Wawia's statement of defence denies he ever harassed or stalked Galliford.
Instead, Wawia says the pair were in a consensual sexual relationship that began in Richmond, B.C., in 1990 and they lived together until Galliford left for the RCMP's training centre in Regina in 1991. Wawia's statement of defence says he has had "no deliberate or intentional contact" with Galliford since 1991.
"This defendant specifically denies assaulting, sexually assaulting, threatening, harassing, or abusing his position of trust," says Wawia's statement of defence.
The federal government has conceded that Wawia was disciplined after a complaint involving Galliford in 1991, though it's not clear what happened. Wawia's statement of defence does not mention the incident.
Galliford met Bergerman while she was still a civilian and living in Prince George, B.C., when he encouraged her to join the RCMP.
Galliford's lawsuit claims that when she was at training in Regina, Bergerman visited her and sexually assaulted her in his car.
Bergerman denies that happened. He said he picked up Galliford in a police car on one occasion in Regina because the two had plans, but he says they decided to cancel those plans and he drove her home without incident.
Henderson worked with Galliford on the Air India task force, and the pair travelled across the country to meet with victims' families.
Galliford alleges Henderson made repeated sexual advances and attacked her in a hotel room during a trip to Edmonton.
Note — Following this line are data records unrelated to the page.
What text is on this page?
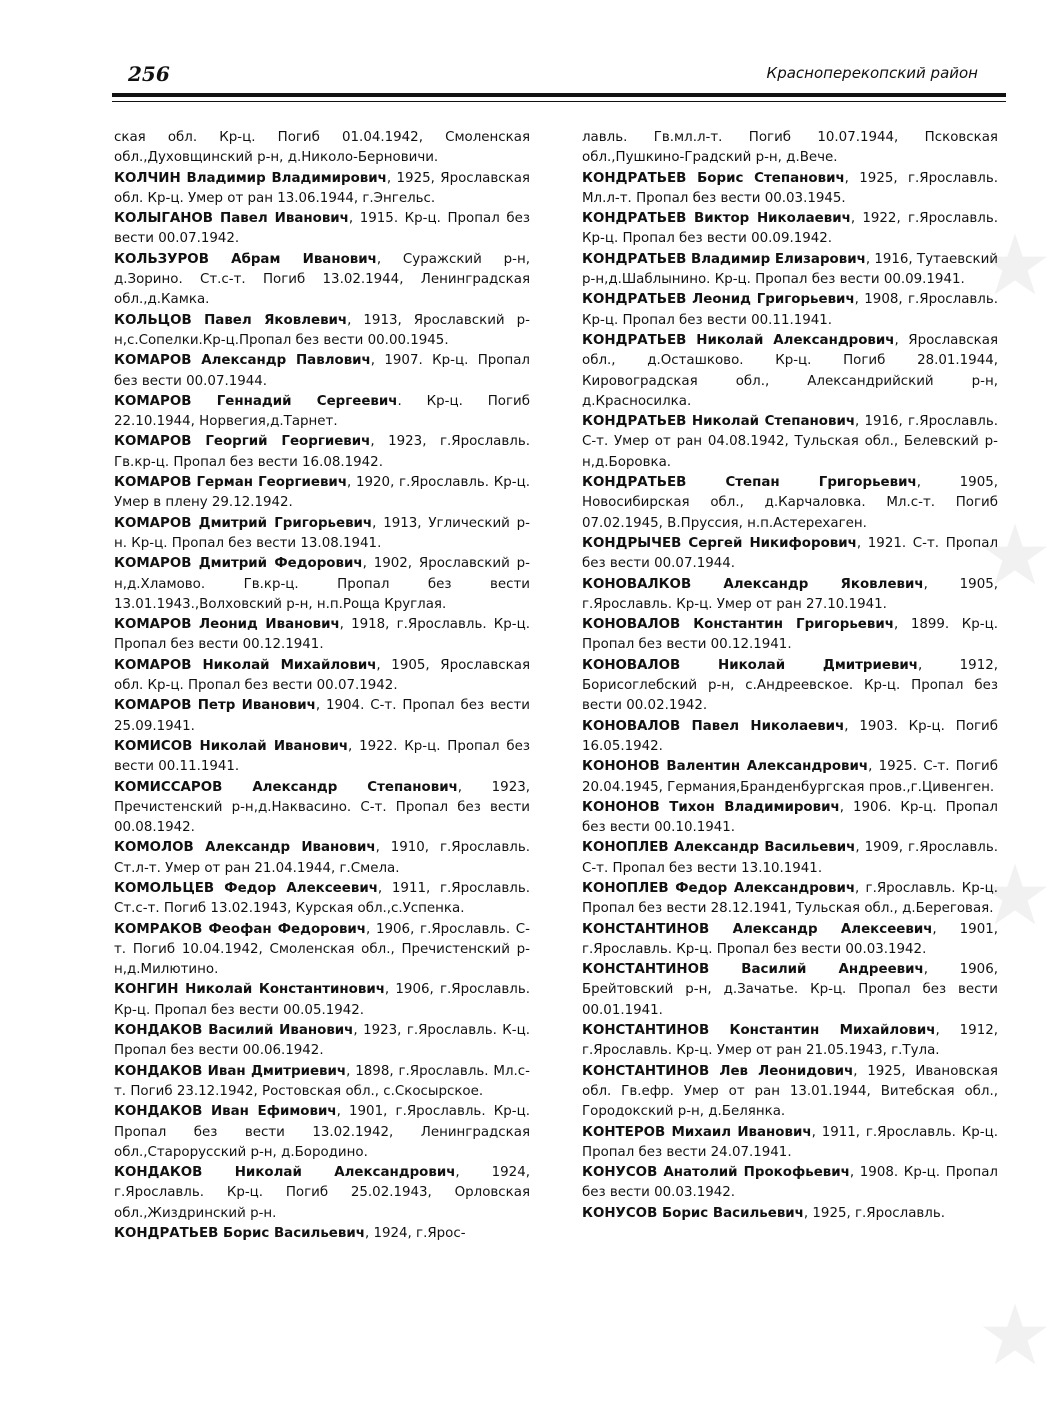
256	Красноперекопский район

ская обл. Кр-ц. Погиб 01.04.1942, Смоленская обл.,Духовщинский р-н, д.Николо-Берновичи.

КОЛЧИН Владимир Владимирович, 1925, Ярославская обл. Кр-ц. Умер от ран 13.06.1944, г.Энгельс.

КОЛЫГАНОВ Павел Иванович, 1915. Кр-ц. Пропал без вести 00.07.1942.

КОЛЬЗУРОВ Абрам Иванович, Суражский р-н, д.Зорино. Ст.с-т. Погиб 13.02.1944, Ленинградская обл.,д.Камка.

КОЛЬЦОВ Павел Яковлевич, 1913, Ярославский р-н,с.Сопелки.Кр-ц.Пропал без вести 00.00.1945.

КОМАРОВ Александр Павлович, 1907. Кр-ц. Пропал без вести 00.07.1944.

КОМАРОВ Геннадий Сергеевич. Кр-ц. Погиб 22.10.1944, Норвегия,д.Тарнет.

КОМАРОВ Георгий Георгиевич, 1923, г.Ярославль. Гв.кр-ц. Пропал без вести 16.08.1942.

КОМАРОВ Герман Георгиевич, 1920, г.Ярославль. Кр-ц. Умер в плену 29.12.1942.

КОМАРОВ Дмитрий Григорьевич, 1913, Углический р-н. Кр-ц. Пропал без вести 13.08.1941.

КОМАРОВ Дмитрий Федорович, 1902, Ярославский р-н,д.Хламово. Гв.кр-ц. Пропал без вести 13.01.1943.,Волховский р-н, н.п.Роща Круглая.

КОМАРОВ Леонид Иванович, 1918, г.Ярославль. Кр-ц. Пропал без вести 00.12.1941.

КОМАРОВ Николай Михайлович, 1905, Ярославская обл. Кр-ц. Пропал без вести 00.07.1942.

КОМАРОВ Петр Иванович, 1904. С-т. Пропал без вести 25.09.1941.

КОМИСОВ Николай Иванович, 1922. Кр-ц. Пропал без вести 00.11.1941.

КОМИССАРОВ Александр Степанович, 1923, Пречистенский р-н,д.Наквасино. С-т. Пропал без вести 00.08.1942.

КОМОЛОВ Александр Иванович, 1910, г.Ярославль. Ст.л-т. Умер от ран 21.04.1944, г.Смела.

КОМОЛЬЦЕВ Федор Алексеевич, 1911, г.Ярославль. Ст.с-т. Погиб 13.02.1943, Курская обл.,с.Успенка.

КОМРАКОВ Феофан Федорович, 1906, г.Ярославль. С-т. Погиб 10.04.1942, Смоленская обл., Пречистенский р-н,д.Милютино.

КОНГИН Николай Константинович, 1906, г.Ярославль. Кр-ц. Пропал без вести 00.05.1942.

КОНДАКОВ Василий Иванович, 1923, г.Ярославль. К-ц. Пропал без вести 00.06.1942.

КОНДАКОВ Иван Дмитриевич, 1898, г.Ярославль. Мл.с-т. Погиб 23.12.1942, Ростовская обл., с.Скосырское.

КОНДАКОВ Иван Ефимович, 1901, г.Ярославль. Кр-ц. Пропал без вести 13.02.1942, Ленинградская обл.,Старорусский р-н, д.Бородино.

КОНДАКОВ Николай Александрович, 1924, г.Ярославль. Кр-ц. Погиб 25.02.1943, Орловская обл.,Жиздринский р-н.

КОНДРАТЬЕВ Борис Васильевич, 1924, г.Ярос-

лавль. Гв.мл.л-т. Погиб 10.07.1944, Псковская обл.,Пушкино-Градский р-н, д.Вече.

КОНДРАТЬЕВ Борис Степанович, 1925, г.Ярославль. Мл.л-т. Пропал без вести 00.03.1945.

КОНДРАТЬЕВ Виктор Николаевич, 1922, г.Ярославль. Кр-ц. Пропал без вести 00.09.1942.

КОНДРАТЬЕВ Владимир Елизарович, 1916, Тутаевский р-н,д.Шаблынино. Кр-ц. Пропал без вести 00.09.1941.

КОНДРАТЬЕВ Леонид Григорьевич, 1908, г.Ярославль. Кр-ц. Пропал без вести 00.11.1941.

КОНДРАТЬЕВ Николай Александрович, Ярославская обл., д.Осташково. Кр-ц. Погиб 28.01.1944, Кировоградская обл., Александрийский р-н, д.Красносилка.

КОНДРАТЬЕВ Николай Степанович, 1916, г.Ярославль. С-т. Умер от ран 04.08.1942, Тульская обл., Белевский р-н,д.Боровка.

КОНДРАТЬЕВ Степан Григорьевич, 1905, Новосибирская обл., д.Карчаловка. Мл.с-т. Погиб 07.02.1945, В.Пруссия, н.п.Астерехаген.

КОНДРЫЧЕВ Сергей Никифорович, 1921. С-т. Пропал без вести 00.07.1944.

КОНОВАЛКОВ Александр Яковлевич, 1905, г.Ярославль. Кр-ц. Умер от ран 27.10.1941.

КОНОВАЛОВ Константин Григорьевич, 1899. Кр-ц. Пропал без вести 00.12.1941.

КОНОВАЛОВ Николай Дмитриевич, 1912, Борисоглебский р-н, с.Андреевское. Кр-ц. Пропал без вести 00.02.1942.

КОНОВАЛОВ Павел Николаевич, 1903. Кр-ц. Погиб 16.05.1942.

КОНОНОВ Валентин Александрович, 1925. С-т. Погиб 20.04.1945, Германия,Бранденбургская пров.,г.Цивенген.

КОНОНОВ Тихон Владимирович, 1906. Кр-ц. Пропал без вести 00.10.1941.

КОНОПЛЕВ Александр Васильевич, 1909, г.Ярославль. С-т. Пропал без вести 13.10.1941.

КОНОПЛЕВ Федор Александрович, г.Ярославль. Кр-ц. Пропал без вести 28.12.1941, Тульская обл., д.Береговая.

КОНСТАНТИНОВ Александр Алексеевич, 1901, г.Ярославль. Кр-ц. Пропал без вести 00.03.1942.

КОНСТАНТИНОВ Василий Андреевич, 1906, Брейтовский р-н, д.Зачатье. Кр-ц. Пропал без вести 00.01.1941.

КОНСТАНТИНОВ Константин Михайлович, 1912, г.Ярославль. Кр-ц. Умер от ран 21.05.1943, г.Тула.

КОНСТАНТИНОВ Лев Леонидович, 1925, Ивановская обл. Гв.ефр. Умер от ран 13.01.1944, Витебская обл., Городокский р-н, д.Белянка.

КОНТЕРОВ Михаил Иванович, 1911, г.Ярославль. Кр-ц. Пропал без вести 24.07.1941.

КОНУСОВ Анатолий Прокофьевич, 1908. Кр-ц. Пропал без вести 00.03.1942.

КОНУСОВ Борис Васильевич, 1925, г.Ярославль.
However, Henderson's statement of defence says nothing untoward ever happened between the two.
Little was a Vancouver police officer assigned to the joint task force investigating missing sex workers and serial killer Robert Pickton. Galliford's lawsuit says Little regularly made sexually explicitly comments and, while they were in a car together, pulled out his genitals.
Little denies all of those allegations in his statement of defence.
MacDonald oversaw Galliford's treatment for alcohol dependence beginning in the mid-2000s. Galliford accuses him of failing to diagnose her with post-traumatic stress disorder and improperly disclosing her medical records to her ex-husband.
MacDonald's statement of defence says he did contact Galliford's husband in an effort to find out more about her alcohol use, but he insists he never shared confidential information.
He also says he did not diagnose Galliford with post-traumatic stress disorder because she did not have symptoms of the condition.
MacDonald goes on to detail repeated attempts to treat Galliford, either through relapse prevention agreements, in which Galliford agreed to remain abstinent and follow treatment programs, and by admitting her to in-patient treatment centres.
In each case, MacDonald says Galliford resumed her drinking and failed to complete her treatment.
Since Galliford went public, several more women have filed similar lawsuits targeting the RCMP and its officers.
Const. Susan Gastaldo filed a lawsuit alleging she was sexually assaulted by Staff Sgt. Travis Pearson, who maintains the two were involved in a consensual affair. An internal disciplinary board accepted Pearson's version of events, but Gastaldo is still pursuing her lawsuit.
Const. Karen Katz has filed two lawsuits. One alleges a colleague harassed and sexually assaulted her, while the second alleges more widespread abuse during her career.
Cpl. Elisabeth Mary Couture filed a lawsuit in December of last year, alleging harassment and intimidation from her superiors and colleagues.
And Janet Merlo, a 19-year veteran of the force, filed a class-action lawsuit in March alleging sexist comments, sexual pranks and derogatory remarks while on the job. Her lawyer has suggested that dozens of other officers are prepared to join the case.